Lockerung des Schweizer Bankgeheimnis: Baby-Doc-Millionen zurück nach Haiti

Ein neues Gesetz macht es möglich: Die auf Schweizer Bankkonten deponierten Gelder des Exdiktators Jean-Claude Duvalier können an Haiti zurückgehen. Es geht um Millionen.

Verschlankt: Jean-Claude Duvalier 1980 (l.) als Diktator in Haiti und 2011 nach seiner RÜckkehr aus dem französischen Exil. Bild: dapd

Ab Dienstag kann Haiti mit einer ansehnlichen Geldsumme aus der Schweiz rechnen. Dann tritt ein Gesetz in Kraft, dass die Rückgabe rechtswidrig erlangter und deponierter Vermögen möglich macht.

Das etwas sperrig "Rückerstattung unrechtmäßig erworbener Vermögenswerte politisch exponierter Personen" genannte Gesetz wird in der Schweiz nur "Lex Duvalier" genannt. Es soll künftig verhindern, dass ehemalige Potentaten das Schweizer Bankgeheimnis nutzen, um Raubgelder zu verstecken. 7 Millionen Schweizer Franken – umgerechnet 5,4 Millionen Euro – entdeckten haitianische Fahnder vor Jahrzehnten auf helvetischen Konten, die Haitis Exdiktator über Tarnfirmen und -stiftungen angelegt hatte.

Seit Jahren tobte ein Streit zwischen der haitianischen und der Schweizer Regierung über die Freigabe dieser Gelder, zu denen nachweislich der 1986 ins französische Exil geflohene "Baby Doc" Zugang hatte. Bei der Flucht hatte Jean-Claude Duvalier die Staatskasse mitgenommen, nachdem er zuvor Gelder ins Ausland transferiert hatte.
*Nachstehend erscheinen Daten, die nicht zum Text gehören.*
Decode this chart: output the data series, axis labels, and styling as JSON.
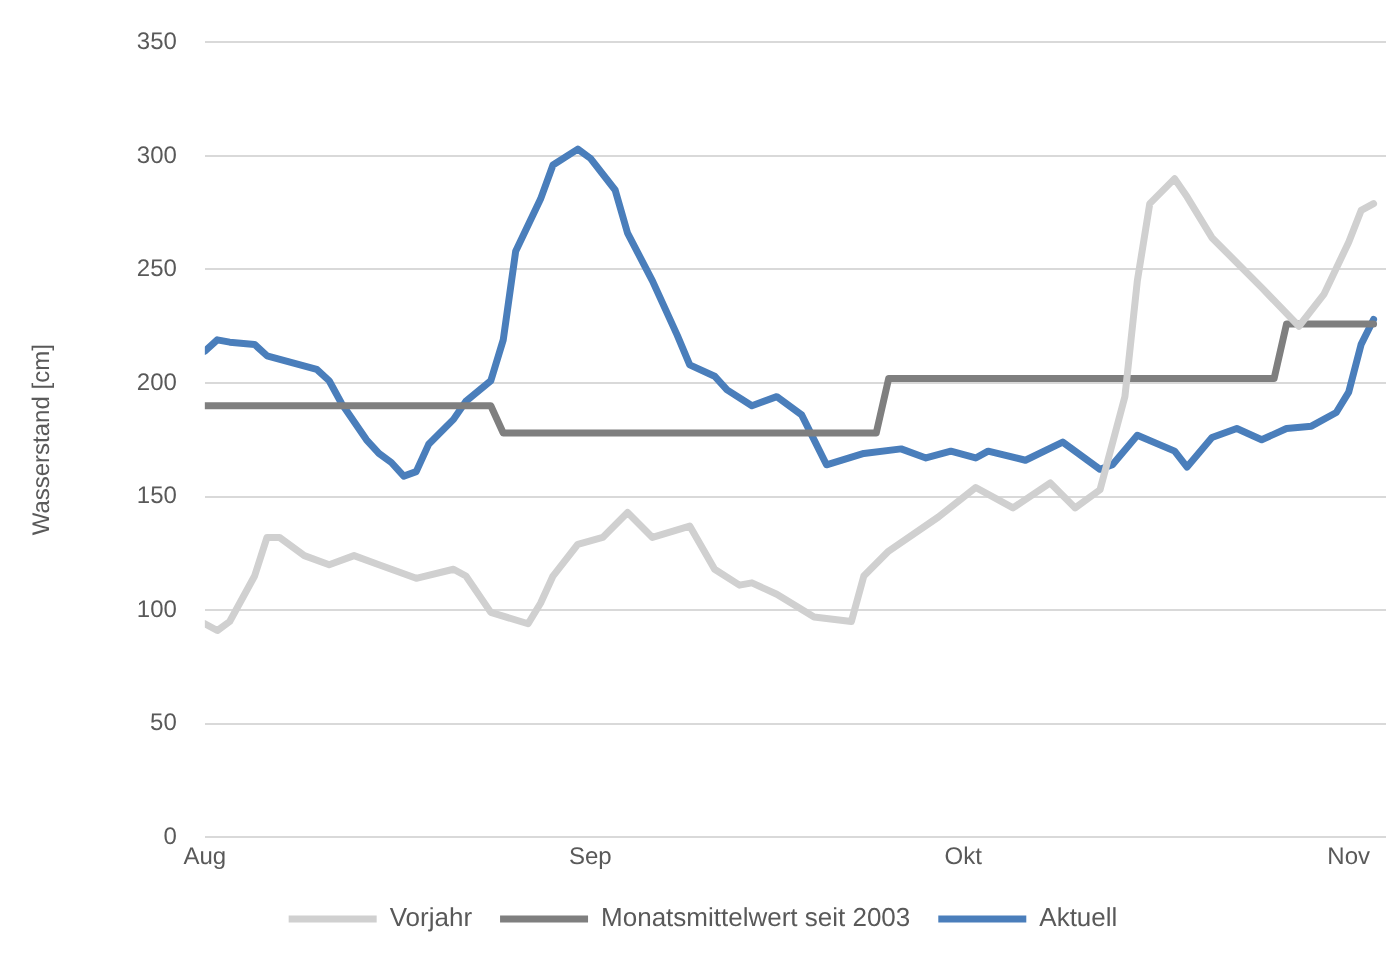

Insgesamt ist von einer Summe zwischen 300 und 800 Millionen US-Dollar die Rede - um wie viel sich der Duvalier-Clan wirklich bereichert hat, darüber gibt es keine Informationen. "Baby Doc" besaß Konten in verschiedenen Steueroasen, aber nur in der Schweiz wurden die haitianischen Regierungsbeauftragten fündig.

Mit Verweis auf das Schweizer Bankgeheimnis verweigerte die eidgenössische Regierung meist die Auskunft über verdächtige Konten oder die Freigabe der Gelder. Mal forderten sie eindeutige Belege für die unrechtmäßige Herkunft der deponierten Summen, dann wieder verhedderten sich die jeweiligen Nachfolgerregierungen in den bürokratischen Regularien und Einspruchsfristen der Schweizer Regierung.

Die Schweiz, so lobte jetzt das Mitglied des Direktorats für internationales Recht im Berner Außenministerium, Pierre-Yves Morier, sei das erste Land, das mit der "Lex Duvalier" ein wirksames Instrument zur Rückgabe krimineller Gelder geschaffen habe. Einige der bekanntesten früheren Herrscher der Welt beziehungsweise deren Familien bekommen jetzt die neue Gesetzgebung zu spüren: Ferdinand Marcos, Fujimoris peruanischer Geheimdienstchef Vladimiro Montesino, der mexikanische ehemalige Staatschef Carlos Salinas und der nigerianische Diktator Sani Apache. Der 1998 Verstorbene bunkerte allein 700 Millionen US-Dollar auf Schweizer Nummernkonten.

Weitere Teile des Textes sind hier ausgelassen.